García Márquez juega con la ambivalencia del orador que promete no decir un discurso y, por supuesto, lo dice. No hace una argumentación sobre el sentido de la amistad, pero escenifica un homenaje a sus amigos y condiscípulos, de quienes hace semblanzas literarias. A tres amigos inseparables los llama "los tres mosqueteros", a otro, bien dotado para química, "gran caballero del tubo de ensayo", a otro más, "cónsul de la consagración y la buena voluntad".
El final del texto es un remedo de la oratoria más rancia del ceremonial republicano en América Latina y, especialmente, en el Caribe. Habla de los dos mejores alumnos como "columnas vivas que sostienen en sus hombros la responsabilidad de mis palabras, cuando yo digo que este grupo de muchachos está destinado a perdurar en los mejores daguerrotipos de Colombia.
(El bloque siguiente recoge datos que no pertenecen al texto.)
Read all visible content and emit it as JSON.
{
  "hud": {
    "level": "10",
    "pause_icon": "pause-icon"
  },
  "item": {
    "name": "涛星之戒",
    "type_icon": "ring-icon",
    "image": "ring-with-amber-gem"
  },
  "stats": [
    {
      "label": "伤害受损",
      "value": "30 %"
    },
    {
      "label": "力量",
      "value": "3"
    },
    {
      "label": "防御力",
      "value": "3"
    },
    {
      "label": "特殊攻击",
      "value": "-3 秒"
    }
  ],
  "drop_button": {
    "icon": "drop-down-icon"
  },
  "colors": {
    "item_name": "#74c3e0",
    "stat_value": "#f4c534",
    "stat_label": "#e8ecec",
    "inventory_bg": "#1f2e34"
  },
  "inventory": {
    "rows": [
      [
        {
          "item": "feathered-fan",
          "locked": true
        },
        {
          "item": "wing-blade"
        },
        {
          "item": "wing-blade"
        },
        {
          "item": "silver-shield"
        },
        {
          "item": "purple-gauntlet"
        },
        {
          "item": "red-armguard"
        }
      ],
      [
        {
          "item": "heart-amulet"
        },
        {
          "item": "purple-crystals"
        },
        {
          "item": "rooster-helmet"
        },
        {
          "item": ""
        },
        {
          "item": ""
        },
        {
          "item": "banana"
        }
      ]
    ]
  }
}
Todos ellos van en busca de la luz por un mismo ideal".
No podría terminar, el joven Gabo, aquella arenga tribunicia, sin una cita de Cicerón: "declaro a este grupo de jóvenes, con las palabras de Cicerón, miembros de número de la academia del deber y ciudadanos de la inteligencia". Esa retórica que no se asume a sí misma, que rehuye juguetonamente de su propia solemnidad, pero luego reafirmarla, es una de las claves de toda la narrativa posterior de García Márquez.